Rooswijk

History
- Name: Rooswijk
- Owner: Dutch East India Company
- Launched: 1737
- Fate: Sunk on 9 January 1740

= Rooswijk =

Dutch East India Company ship

Rooswijk (/nl/) was a merchant ship belonging to the VOC (Dutch East India Company) that was wrecked off the coast of England in January 1740. The wreck is a Protected Wreck managed by Historic England.

==Construction and service==
Rooswijk was built for the VOC "Chamber of Amsterdam" in 1737. On 9 January 1740, during her second journey to the East Indies, she ran aground and sank on the Goodwin Sands, about 8 km from the British mainland in the Strait of Dover. There were no known survivors. At the time, the ship was captained by Daniel Ronzieres. By examining archival documents, researchers have been able to identify 19 of the 237 crewmen on board, including Gerrit Hendrick Huffelman, responsible for providing medical care; Thomas Huijdekoper, a 19-year-old on his first voyage; and Pieter Calmer, a sailor who had previously survived the Westerwijk shipwreck.

==Wreck==
The wreck of the Rooswijk was discovered on the Goodwin Sands by an amateur diver in 2004. It lies in about 24 m of water at the northeast end of Kellett Gut.

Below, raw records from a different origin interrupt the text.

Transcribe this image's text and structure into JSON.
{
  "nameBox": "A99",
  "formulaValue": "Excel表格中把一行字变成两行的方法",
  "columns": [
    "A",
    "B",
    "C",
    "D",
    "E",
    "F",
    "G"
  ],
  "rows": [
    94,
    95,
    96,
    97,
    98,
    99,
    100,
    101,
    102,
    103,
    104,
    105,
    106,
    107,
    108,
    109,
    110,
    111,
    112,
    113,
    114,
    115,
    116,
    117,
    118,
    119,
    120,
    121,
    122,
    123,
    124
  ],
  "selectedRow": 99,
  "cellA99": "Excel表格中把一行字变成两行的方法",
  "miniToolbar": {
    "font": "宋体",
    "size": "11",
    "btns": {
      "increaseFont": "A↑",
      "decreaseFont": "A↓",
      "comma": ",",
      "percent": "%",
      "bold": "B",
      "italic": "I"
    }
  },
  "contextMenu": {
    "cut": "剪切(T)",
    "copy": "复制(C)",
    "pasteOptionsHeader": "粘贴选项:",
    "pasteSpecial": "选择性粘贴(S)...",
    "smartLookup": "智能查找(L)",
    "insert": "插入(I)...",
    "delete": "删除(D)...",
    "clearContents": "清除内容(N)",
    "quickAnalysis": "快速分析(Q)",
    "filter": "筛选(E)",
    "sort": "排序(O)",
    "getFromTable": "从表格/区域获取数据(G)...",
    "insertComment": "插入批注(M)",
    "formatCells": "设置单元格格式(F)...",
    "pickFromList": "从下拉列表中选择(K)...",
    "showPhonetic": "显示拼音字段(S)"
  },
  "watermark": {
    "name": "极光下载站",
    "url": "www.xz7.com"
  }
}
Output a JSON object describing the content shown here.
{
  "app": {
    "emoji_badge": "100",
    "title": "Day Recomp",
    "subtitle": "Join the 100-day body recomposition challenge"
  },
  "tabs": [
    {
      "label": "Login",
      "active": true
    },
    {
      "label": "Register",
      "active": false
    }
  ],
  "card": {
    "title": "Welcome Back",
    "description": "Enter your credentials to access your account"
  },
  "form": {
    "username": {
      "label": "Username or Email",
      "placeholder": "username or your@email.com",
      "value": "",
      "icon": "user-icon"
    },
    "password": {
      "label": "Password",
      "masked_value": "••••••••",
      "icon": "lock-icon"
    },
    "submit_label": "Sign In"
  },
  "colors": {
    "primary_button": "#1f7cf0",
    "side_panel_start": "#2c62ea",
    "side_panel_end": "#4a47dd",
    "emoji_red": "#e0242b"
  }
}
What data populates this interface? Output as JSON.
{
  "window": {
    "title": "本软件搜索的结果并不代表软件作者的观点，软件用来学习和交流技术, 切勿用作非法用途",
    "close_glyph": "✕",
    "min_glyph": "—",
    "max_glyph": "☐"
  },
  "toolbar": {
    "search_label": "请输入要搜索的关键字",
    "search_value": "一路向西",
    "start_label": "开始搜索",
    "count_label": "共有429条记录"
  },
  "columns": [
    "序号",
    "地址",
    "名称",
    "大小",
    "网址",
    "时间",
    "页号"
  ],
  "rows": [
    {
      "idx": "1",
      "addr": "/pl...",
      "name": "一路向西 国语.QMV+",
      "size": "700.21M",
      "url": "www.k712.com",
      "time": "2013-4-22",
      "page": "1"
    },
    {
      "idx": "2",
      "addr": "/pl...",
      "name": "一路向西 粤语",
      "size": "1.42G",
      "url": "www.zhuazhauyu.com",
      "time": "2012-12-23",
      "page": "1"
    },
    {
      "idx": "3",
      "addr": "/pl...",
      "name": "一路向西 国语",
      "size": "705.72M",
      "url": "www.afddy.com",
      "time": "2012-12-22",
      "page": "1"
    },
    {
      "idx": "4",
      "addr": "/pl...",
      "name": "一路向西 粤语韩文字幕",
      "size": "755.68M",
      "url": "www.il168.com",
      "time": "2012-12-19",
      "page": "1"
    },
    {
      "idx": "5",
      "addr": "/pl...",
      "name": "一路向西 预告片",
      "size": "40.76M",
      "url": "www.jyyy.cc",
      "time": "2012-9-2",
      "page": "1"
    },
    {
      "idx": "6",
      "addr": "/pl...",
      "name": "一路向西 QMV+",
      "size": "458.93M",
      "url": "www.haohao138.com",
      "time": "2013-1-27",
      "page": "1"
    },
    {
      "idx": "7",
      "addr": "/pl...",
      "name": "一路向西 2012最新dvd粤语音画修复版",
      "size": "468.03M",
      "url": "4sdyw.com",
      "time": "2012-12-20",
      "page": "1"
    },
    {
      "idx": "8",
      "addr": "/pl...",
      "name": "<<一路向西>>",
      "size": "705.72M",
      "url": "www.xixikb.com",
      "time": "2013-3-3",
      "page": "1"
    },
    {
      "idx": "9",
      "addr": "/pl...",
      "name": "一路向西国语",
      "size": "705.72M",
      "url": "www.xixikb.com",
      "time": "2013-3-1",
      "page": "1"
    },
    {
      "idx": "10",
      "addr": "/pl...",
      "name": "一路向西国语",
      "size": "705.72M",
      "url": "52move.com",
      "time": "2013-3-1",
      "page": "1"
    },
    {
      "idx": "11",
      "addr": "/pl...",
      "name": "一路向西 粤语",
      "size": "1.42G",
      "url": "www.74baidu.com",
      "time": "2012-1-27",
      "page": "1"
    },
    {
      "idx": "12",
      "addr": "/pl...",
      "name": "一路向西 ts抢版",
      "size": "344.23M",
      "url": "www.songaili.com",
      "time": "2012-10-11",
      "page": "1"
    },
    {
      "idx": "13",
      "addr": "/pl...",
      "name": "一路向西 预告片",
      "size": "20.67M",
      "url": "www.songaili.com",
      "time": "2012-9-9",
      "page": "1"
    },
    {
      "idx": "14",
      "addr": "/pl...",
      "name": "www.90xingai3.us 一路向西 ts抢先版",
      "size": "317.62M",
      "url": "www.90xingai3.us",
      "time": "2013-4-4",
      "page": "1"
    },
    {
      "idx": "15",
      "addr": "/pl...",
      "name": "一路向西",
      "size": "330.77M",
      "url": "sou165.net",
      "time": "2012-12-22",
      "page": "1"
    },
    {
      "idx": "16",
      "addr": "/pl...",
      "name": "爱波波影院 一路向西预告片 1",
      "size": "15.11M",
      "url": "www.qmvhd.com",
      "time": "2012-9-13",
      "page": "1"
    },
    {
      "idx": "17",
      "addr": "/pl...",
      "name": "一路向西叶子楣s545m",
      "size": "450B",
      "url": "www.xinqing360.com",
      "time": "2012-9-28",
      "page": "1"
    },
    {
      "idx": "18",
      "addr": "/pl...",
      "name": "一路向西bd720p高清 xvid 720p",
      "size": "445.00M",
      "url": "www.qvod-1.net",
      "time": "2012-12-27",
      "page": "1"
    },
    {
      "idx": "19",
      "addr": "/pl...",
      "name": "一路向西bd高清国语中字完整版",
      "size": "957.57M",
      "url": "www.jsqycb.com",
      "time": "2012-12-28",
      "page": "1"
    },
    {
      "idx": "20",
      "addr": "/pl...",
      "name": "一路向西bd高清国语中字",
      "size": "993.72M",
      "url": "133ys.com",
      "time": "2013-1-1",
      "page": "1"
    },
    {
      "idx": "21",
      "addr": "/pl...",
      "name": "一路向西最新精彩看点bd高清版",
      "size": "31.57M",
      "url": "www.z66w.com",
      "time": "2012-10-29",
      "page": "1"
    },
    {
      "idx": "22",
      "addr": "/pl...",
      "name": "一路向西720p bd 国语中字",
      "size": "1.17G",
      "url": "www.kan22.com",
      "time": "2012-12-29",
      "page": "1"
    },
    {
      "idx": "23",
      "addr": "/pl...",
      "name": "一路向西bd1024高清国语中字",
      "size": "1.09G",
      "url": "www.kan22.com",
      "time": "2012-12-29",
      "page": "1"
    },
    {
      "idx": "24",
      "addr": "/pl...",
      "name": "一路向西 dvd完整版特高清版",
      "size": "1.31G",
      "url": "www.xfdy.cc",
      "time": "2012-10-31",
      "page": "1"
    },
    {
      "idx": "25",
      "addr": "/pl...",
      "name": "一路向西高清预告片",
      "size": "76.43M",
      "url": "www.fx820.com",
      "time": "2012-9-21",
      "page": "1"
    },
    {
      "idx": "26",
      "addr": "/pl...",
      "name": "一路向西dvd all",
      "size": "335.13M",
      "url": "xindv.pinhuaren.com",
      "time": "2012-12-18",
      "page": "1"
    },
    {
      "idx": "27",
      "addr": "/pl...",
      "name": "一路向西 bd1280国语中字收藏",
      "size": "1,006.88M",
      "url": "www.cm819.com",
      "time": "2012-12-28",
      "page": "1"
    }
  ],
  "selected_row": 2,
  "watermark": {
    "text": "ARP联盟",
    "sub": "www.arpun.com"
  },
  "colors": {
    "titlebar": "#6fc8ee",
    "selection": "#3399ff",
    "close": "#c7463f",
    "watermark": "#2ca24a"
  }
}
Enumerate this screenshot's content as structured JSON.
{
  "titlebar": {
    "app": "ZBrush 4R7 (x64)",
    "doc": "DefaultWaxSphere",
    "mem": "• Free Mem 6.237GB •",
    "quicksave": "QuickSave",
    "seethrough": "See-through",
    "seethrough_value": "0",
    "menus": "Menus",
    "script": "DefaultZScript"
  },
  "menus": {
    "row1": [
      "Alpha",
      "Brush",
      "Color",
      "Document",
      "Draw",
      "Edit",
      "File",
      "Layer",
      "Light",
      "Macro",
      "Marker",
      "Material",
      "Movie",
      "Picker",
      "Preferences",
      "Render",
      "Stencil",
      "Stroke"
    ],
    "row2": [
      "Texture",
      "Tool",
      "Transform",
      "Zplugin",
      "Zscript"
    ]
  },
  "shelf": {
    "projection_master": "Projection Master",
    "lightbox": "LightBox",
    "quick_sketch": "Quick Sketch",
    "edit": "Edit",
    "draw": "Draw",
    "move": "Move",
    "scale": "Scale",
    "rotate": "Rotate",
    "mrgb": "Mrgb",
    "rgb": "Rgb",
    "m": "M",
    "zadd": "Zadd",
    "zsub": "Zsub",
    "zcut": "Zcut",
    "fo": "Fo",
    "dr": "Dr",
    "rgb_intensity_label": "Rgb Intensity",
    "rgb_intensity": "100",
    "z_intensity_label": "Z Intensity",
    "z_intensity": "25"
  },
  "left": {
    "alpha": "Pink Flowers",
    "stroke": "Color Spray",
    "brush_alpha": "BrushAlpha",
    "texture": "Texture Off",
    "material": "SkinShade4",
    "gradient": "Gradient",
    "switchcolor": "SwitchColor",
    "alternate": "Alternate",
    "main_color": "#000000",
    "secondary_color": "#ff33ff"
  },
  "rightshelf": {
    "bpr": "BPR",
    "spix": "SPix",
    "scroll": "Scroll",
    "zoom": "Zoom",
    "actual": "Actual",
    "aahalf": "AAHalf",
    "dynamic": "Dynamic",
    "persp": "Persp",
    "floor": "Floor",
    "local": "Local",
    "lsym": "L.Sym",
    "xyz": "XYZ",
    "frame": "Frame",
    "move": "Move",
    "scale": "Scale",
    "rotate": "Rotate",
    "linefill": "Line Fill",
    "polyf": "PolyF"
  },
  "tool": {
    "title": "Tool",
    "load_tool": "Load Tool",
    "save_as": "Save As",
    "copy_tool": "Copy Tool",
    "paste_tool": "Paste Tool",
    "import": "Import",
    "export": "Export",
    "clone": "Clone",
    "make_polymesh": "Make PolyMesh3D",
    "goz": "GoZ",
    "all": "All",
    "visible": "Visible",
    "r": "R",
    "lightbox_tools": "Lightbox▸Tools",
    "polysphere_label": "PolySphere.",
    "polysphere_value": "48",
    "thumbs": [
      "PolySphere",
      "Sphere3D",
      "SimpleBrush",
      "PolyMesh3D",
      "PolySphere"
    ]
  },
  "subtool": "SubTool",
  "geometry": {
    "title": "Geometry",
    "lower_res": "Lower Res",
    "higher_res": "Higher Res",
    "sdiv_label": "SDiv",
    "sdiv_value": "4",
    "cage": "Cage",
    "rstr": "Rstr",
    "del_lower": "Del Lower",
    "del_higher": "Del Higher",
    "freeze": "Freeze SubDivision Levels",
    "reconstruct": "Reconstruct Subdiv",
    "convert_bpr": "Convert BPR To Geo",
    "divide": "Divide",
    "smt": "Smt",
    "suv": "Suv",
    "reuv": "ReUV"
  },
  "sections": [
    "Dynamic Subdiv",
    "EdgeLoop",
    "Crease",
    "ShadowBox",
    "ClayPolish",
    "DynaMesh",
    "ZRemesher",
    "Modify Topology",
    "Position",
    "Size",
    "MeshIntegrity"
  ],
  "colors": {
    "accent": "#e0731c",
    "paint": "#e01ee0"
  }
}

In December 2005, it was made public that between May and September of that year a team led by Rex Cowan had recovered some of the ship and its contents. This was done in secrecy to avoid attracting looters. Artifacts recovered included approximately one thousand bars of silver, gold coins, and a mustard jar. When the VOC was disbanded in 1798, its possessions fell to the Batavian Republic, the legal successor of which is the current Dutch State, which therefore is entitled to the objects recovered from the Rooswijk. They were presented to Junior Minister of Finance Joop Wijn in Plymouth on 11 December 2005.

The type of coins recovered were several hundred Mexican silver cobs of the 1720s and early 1730s and transitional klippes of 1733–1734, as well as many more hundreds of "pillar dollars" and a smattering of cobs from other mints. However, archaeologists have determined that up to half of the money on board was intended for illegal trade, as they were not part of the sanctioned cargo. Many of the discovered coins were also made with small deliberate holes, which suggest that crewmen were sewing them into their clothes to smuggle to the Dutch East Indies. Crewmen were able to make a profit off of buying silver in the Netherlands and then selling it in the Dutch East Indies, where there were no silver mines. Despite being illegal, the VOC tolerated the smuggling because the profits benefited both the smugglers and the company.

After the wreck, the floor timbers collapsed, causing the decks of the ship to fall on top of each other. This provides a snapshot of the physical and social aspects of life on board in three layers: the top layer consists of the officers’ dining room; the middle layer comprises the constable’s cabin, containing 50 muskets; and the bottom layer includes the cartridge locker and gun deck, containing bar and round shot.

The 2005 salvage operation has led to criticism from heritage organisations worldwide, as some of the international principles concerning the protection of archaeological heritage (including the Valletta Treaty of 1992 and the UNESCO Convention on the Protection of the Underwater Cultural Heritage of 2001) were ignored.

In 2007, the Rooswijk was designated a protected wreck site under UK legislation which prevented further salvage work taking place. Statutory Instrument 2007/61 defines the restricted area as a circle of radius 150 m centred on 51° 16.443' N 01° 34.537' E. The Netherlands changed their policy in that same year, making it impossible to issue further salvage rights for historic shipwrecks. The ship's remains lie at a depth of some 25 metres and are owned by the Dutch government.

In 2016 the wreck was placed on Historic England’s Heritage at Risk Register. The Rooswijk was designated at high risk due to persistent erosion, shipworms attacking the wood, and the high threat of unauthorised diving. RCE and Historic England undertook a monitoring survey of the site which concluded further work was necessary. Excavation began in 2017 led by MSDS Marine. During excavation projects, new discoveries were taken to a warehouse in Ramsgate for recording and initial preservation. Further analysis and conservation took place in an Historic England storage facility before ultimately being returned to the Netherlands. Amongst the finds were a cauldron, a pan and a lid made from copper alloy.